Ségolène Royal rayonnait, hier, à l'heure de sa première réception à la mairie d'Angoulême conquise par son poulain Philippe Lavaud. La présidente de la Région a aussi visité le musée rénové
L'escalier d'honneur de la mairie d'Angoulême ne compte pas assez de marches. « Je déguste ce moment », lâche Ségolène Royal, à l'heure de gravir l'auguste édifice municipal jusqu'aux ors des grands salons. Philippe Lavaud ne boude pas son plaisir et guide sa présidente dans le bureau qu'il occupe désormais, le temps d'évoquer des dossiers « entre quat'zieux ».
Dans la salle du Conseil municipal qui penchera à gauche pour les six prochaines années, une flopée d'élus, maires et conseillers généraux, patientent devant les petits fours. L'instant est solennel, mais détendu.
Alors que la pendule va bientôt sonner treize heures, Ségolène Royal fait son entrée, souriante, heureuse de prendre pied dans une mairie conquise à la force du poignet. Il est vrai que, pendant la campagne, la médiatique Ségolène n'a pas mégoté son soutien à son collègue de banc régional.

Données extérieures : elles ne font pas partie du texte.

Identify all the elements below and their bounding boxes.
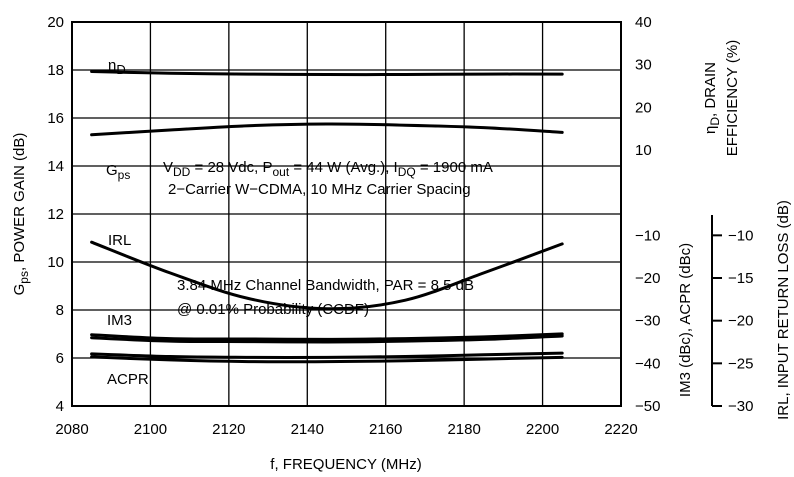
x-tick-label: 2200 [526, 421, 559, 438]
irl-tick-label: −10 [728, 227, 753, 244]
grid-lines [72, 22, 621, 406]
annotation-carrier: 2−Carrier W−CDMA, 10 MHz Carrier Spacing [168, 181, 471, 198]
series-label-acpr: ACPR [107, 371, 149, 388]
right-y-axis-label-top-line1: ηD, DRAIN [702, 62, 722, 134]
right-y-tick-label: 40 [635, 14, 652, 31]
x-tick-label: 2080 [55, 421, 88, 438]
right-y-axis-label-top-line2: EFFICIENCY (%) [724, 40, 741, 156]
x-axis-label: f, FREQUENCY (MHz) [270, 456, 421, 473]
x-tick-label: 2100 [134, 421, 167, 438]
series-line--d [92, 72, 563, 75]
series-label-im3: IM3 [107, 312, 132, 329]
right-y-tick-label: −40 [635, 355, 660, 372]
left-y-tick-label: 10 [47, 254, 64, 271]
x-tick-label: 2120 [212, 421, 245, 438]
series-line-gps [92, 124, 563, 135]
irl-tick-label: −20 [728, 313, 753, 330]
left-y-tick-label: 12 [47, 206, 64, 223]
left-y-tick-label: 18 [47, 62, 64, 79]
data-curves [92, 72, 563, 362]
right-y-tick-label: 20 [635, 99, 652, 116]
right-y-axis-label-bottom: IM3 (dBc), ACPR (dBc) [677, 243, 694, 397]
right-y-tick-label: −30 [635, 313, 660, 330]
left-y-tick-label: 6 [56, 350, 64, 367]
annotation-probability: @ 0.01% Probability (CCDF) [177, 301, 369, 318]
irl-axis-label: IRL, INPUT RETURN LOSS (dB) [775, 200, 792, 420]
left-y-tick-label: 8 [56, 302, 64, 319]
series-line-unnamed-5 [92, 353, 563, 357]
right-y-tick-label: −50 [635, 398, 660, 415]
annotation-bandwidth: 3.84 MHz Channel Bandwidth, PAR = 8.5 dB [177, 277, 474, 294]
x-tick-label: 2220 [604, 421, 637, 438]
irl-tick-label: −15 [728, 270, 753, 287]
annotation-conditions: VDD = 28 Vdc, Pout = 44 W (Avg.), IDQ = … [163, 159, 493, 179]
x-tick-label: 2180 [447, 421, 480, 438]
irl-tick-label: −30 [728, 398, 753, 415]
series-label-irl: IRL [108, 232, 131, 249]
right-y-tick-label: 30 [635, 57, 652, 74]
series-label-eta-d: ηD [108, 57, 126, 77]
left-y-tick-label: 14 [47, 158, 64, 175]
left-y-tick-label: 4 [56, 398, 64, 415]
right-y-tick-label: −20 [635, 270, 660, 287]
left-y-tick-label: 20 [47, 14, 64, 31]
x-tick-label: 2160 [369, 421, 402, 438]
series-label-gps: Gps [106, 162, 130, 182]
irl-axis: −10 −15 −20 −25 −30 [712, 215, 753, 415]
x-tick-label: 2140 [291, 421, 324, 438]
irl-tick-label: −25 [728, 355, 753, 372]
right-y-tick-label: −10 [635, 227, 660, 244]
left-y-tick-label: 16 [47, 110, 64, 127]
left-y-axis-label: Gps, POWER GAIN (dB) [11, 133, 31, 296]
right-y-tick-label: 10 [635, 142, 652, 159]
series-line-irl [92, 242, 563, 309]
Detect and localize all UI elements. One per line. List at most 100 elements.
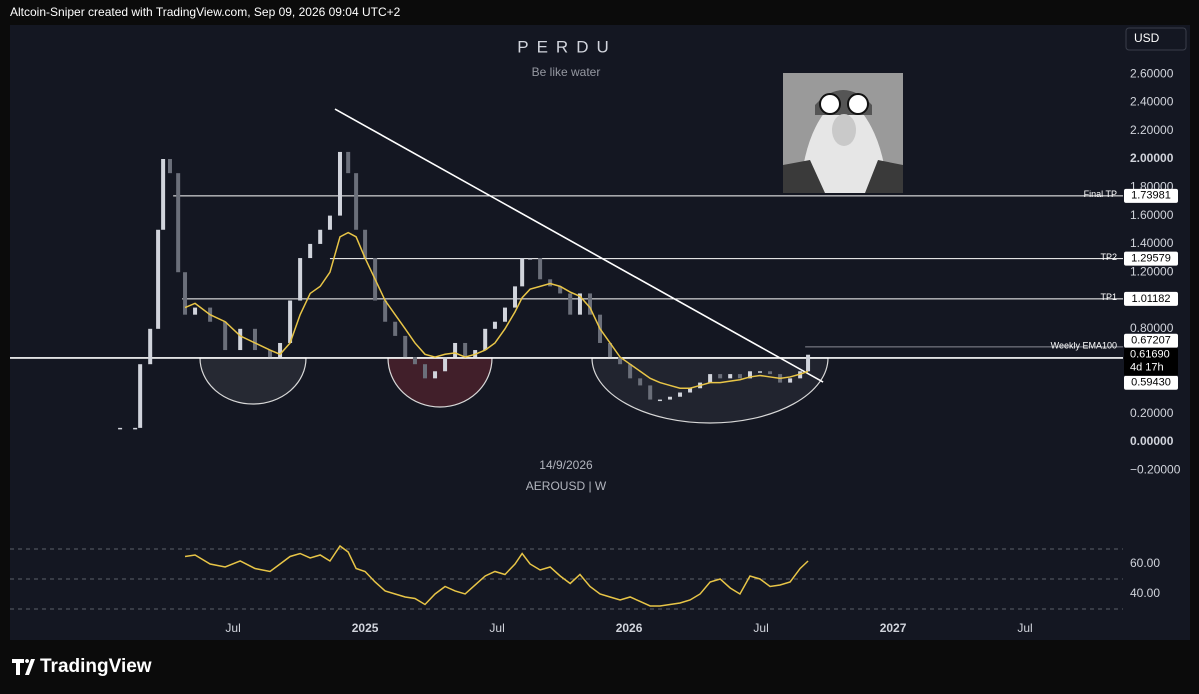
chart-subtitle: Be like water bbox=[532, 65, 601, 79]
y-tick-label: 2.00000 bbox=[1130, 151, 1174, 165]
price-box bbox=[1124, 291, 1178, 306]
x-tick-label: Jul bbox=[225, 621, 240, 635]
candle bbox=[718, 374, 723, 379]
candle bbox=[193, 307, 198, 315]
candle bbox=[346, 151, 351, 174]
y-tick-label: 0.20000 bbox=[1130, 406, 1174, 420]
header: Altcoin-Sniper created with TradingView.… bbox=[10, 5, 401, 19]
candle bbox=[403, 335, 408, 358]
candle bbox=[747, 371, 752, 379]
candle bbox=[618, 357, 623, 365]
candle bbox=[608, 342, 613, 358]
candle bbox=[667, 396, 672, 400]
candle bbox=[463, 342, 468, 358]
series-line bbox=[184, 544, 809, 607]
currency[interactable]: USD bbox=[1134, 31, 1160, 45]
portrait bbox=[783, 73, 903, 193]
price-box-label: 1.73981 bbox=[1131, 190, 1171, 202]
cup-arc bbox=[387, 357, 493, 408]
x-tick-label: 2026 bbox=[616, 621, 643, 635]
candle bbox=[354, 173, 359, 230]
candle bbox=[412, 357, 417, 365]
candle bbox=[383, 300, 388, 322]
candle bbox=[737, 374, 742, 379]
candle bbox=[148, 328, 153, 365]
brand-logo bbox=[12, 659, 35, 675]
candle bbox=[453, 342, 458, 358]
y-tick-label: 2.40000 bbox=[1130, 95, 1174, 109]
candle bbox=[363, 229, 368, 259]
y-tick-label: 1.60000 bbox=[1130, 208, 1174, 222]
cup-arc bbox=[199, 357, 307, 405]
y-tick-label: 2.60000 bbox=[1130, 66, 1174, 80]
price-box-label: 1.01182 bbox=[1132, 293, 1171, 305]
candle bbox=[327, 215, 332, 230]
candle bbox=[628, 364, 633, 379]
candle bbox=[161, 159, 166, 230]
y-tick-label: −0.20000 bbox=[1130, 463, 1181, 477]
candle bbox=[133, 427, 138, 430]
x-tick-label: 2025 bbox=[352, 621, 379, 635]
candle bbox=[298, 258, 303, 301]
date-label: 14/9/2026 bbox=[539, 458, 593, 472]
x-tick-label: Jul bbox=[1017, 621, 1032, 635]
price-box bbox=[1124, 375, 1178, 390]
last-price-box bbox=[1124, 347, 1178, 376]
candle bbox=[268, 350, 273, 358]
candle bbox=[538, 258, 543, 280]
y2-tick-label: 40.00 bbox=[1130, 586, 1160, 600]
cup-arc bbox=[591, 357, 829, 424]
candle bbox=[528, 258, 533, 260]
level-name: Weekly EMA100 bbox=[1051, 340, 1117, 350]
candle bbox=[238, 328, 243, 351]
candle bbox=[156, 229, 161, 329]
x-tick-label: Jul bbox=[753, 621, 768, 635]
last-price-label: 0.61690 bbox=[1130, 349, 1170, 361]
y-tick-label: 2.20000 bbox=[1130, 123, 1174, 137]
price-box bbox=[1124, 188, 1178, 203]
candle bbox=[337, 151, 342, 216]
x-tick-label: Jul bbox=[489, 621, 504, 635]
candle bbox=[806, 354, 811, 372]
brand: TradingView bbox=[40, 656, 152, 677]
level-name: TP1 bbox=[1100, 292, 1117, 302]
candle bbox=[183, 272, 188, 315]
candle bbox=[587, 293, 592, 315]
countdown: 4d 17h bbox=[1130, 362, 1164, 374]
candle bbox=[422, 364, 427, 379]
candle bbox=[118, 427, 123, 430]
portrait-glasses bbox=[847, 93, 869, 115]
candle bbox=[278, 342, 283, 358]
price-box-label: 1.29579 bbox=[1131, 253, 1171, 265]
portrait-face bbox=[832, 114, 856, 146]
candle bbox=[568, 293, 573, 315]
candle bbox=[708, 374, 713, 383]
x-tick-label: 2027 bbox=[880, 621, 907, 635]
candle bbox=[788, 378, 793, 383]
candle bbox=[308, 243, 313, 259]
candle bbox=[288, 300, 293, 343]
candle bbox=[167, 159, 172, 174]
candle bbox=[393, 321, 398, 336]
price-box bbox=[1124, 251, 1178, 266]
price-box-label: 0.67207 bbox=[1131, 335, 1171, 347]
candle bbox=[513, 286, 518, 308]
y-tick-label: 1.20000 bbox=[1130, 264, 1174, 278]
candle bbox=[648, 385, 653, 400]
level-name: Final TP bbox=[1084, 189, 1117, 199]
candle bbox=[678, 392, 683, 397]
candle bbox=[252, 328, 257, 351]
candle bbox=[138, 364, 143, 428]
y-tick-label: 0.80000 bbox=[1130, 321, 1174, 335]
candle bbox=[483, 328, 488, 351]
currency-button[interactable] bbox=[1125, 27, 1187, 51]
level-name: TP2 bbox=[1100, 252, 1117, 262]
y-tick-label: 0.00000 bbox=[1130, 434, 1174, 448]
candle bbox=[520, 258, 525, 287]
candle bbox=[638, 378, 643, 386]
candle bbox=[318, 229, 323, 244]
candle bbox=[558, 286, 563, 294]
trendline bbox=[334, 108, 824, 383]
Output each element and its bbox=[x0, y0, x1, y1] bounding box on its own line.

L'intéressé le sait bien. Et ne se prive pas de lui rendre un hommage appuyé, maniant un vousoiement respectueux, mais contre-nature à l'égard de celle dont il se sent proche. Philippe Lavaud appuie sur la communauté d'esprit, sur ces « dossiers régionaux qui n'ont pas atteint Angoulême jusqu'à aujourd'hui », mais qui devraient arriver désormais à destination, si l'on s'en tient aux intentions affichées hier.
Car Ségolène Royal s'applique à aller dans le même sens que son hôte. Et rend compte de « ce travail très étroit » à venir entre les collectivités territoriales d'ici, de la cité à la Région et au Département, représenté hier par Michel Boutant, « pour le bien-être des habitants, dans un souci de bonne gestion des dépenses publiques ».
Tirant verbalement l'oreille à l'État pour son désengagement financier, Ségolène Royal se dit persuadée que « tout le monde va maintenant tirer dans la même direction ». Elle parle des énergies renouvelables, invite Angoulême à s'inscrire dans le plan voltaïque régional et plaide pour « la venue dans la région d'une usine de construction de panneaux solaires ». Localement, la présidente défend les bourses tremplin emploi, ce qui lui vaudra d'effectuer un crochet du côté de bénéficiaires à Ma Campagne, et annonce le « déblocage du dossier de la piste d'athlétisme du lycée Charles-Coulomb ».
Musée magnifique
S'ensuit la première visite de Ségolène Royal dans le musée rénové des Beaux-arts que Philippe Mottet, contraint par les urnes à céder sa place, n'inaugurera pas. Une visite informelle, puisque le ruban ne sera coupé qu'à la fin mai. N'empêche, Mme Royal goûte avec délice aux explications de Monique Bussac, sur Néandertal ou les peintres régionaux qui font face aux toiles flamandes, selon un agencement bien senti? Les élèves de l'école de Châteauneuf n'en reviennent pas de voir « Ségolène pour de vrai », à l'aise comme jamais dans les rues de la cité des Valois.
« C'est vraiment un musée magnifique, avec des pièces uniques au monde », souligne Ségolène Royal, fascinée par la collection exotique du docteur Lhomme, avant de rejoindre Mouthiers-sur-Boëme, ultime étape de cette virée charentaise.
Hier, il ne fut pas question de l'avenir de Philippe Lavaud à la Région. L'édile angoumoisin devra bientôt lâcher l'un de ses mandats à la Région ou au Département. Et l'on mettrait bien une pièce sur sa préférence à conserver sa place à côté de Michel Boutant. Mais, hier, le soleil brillait trop sur la gauche charentaise pour se perdre dans des supputations politiciennes.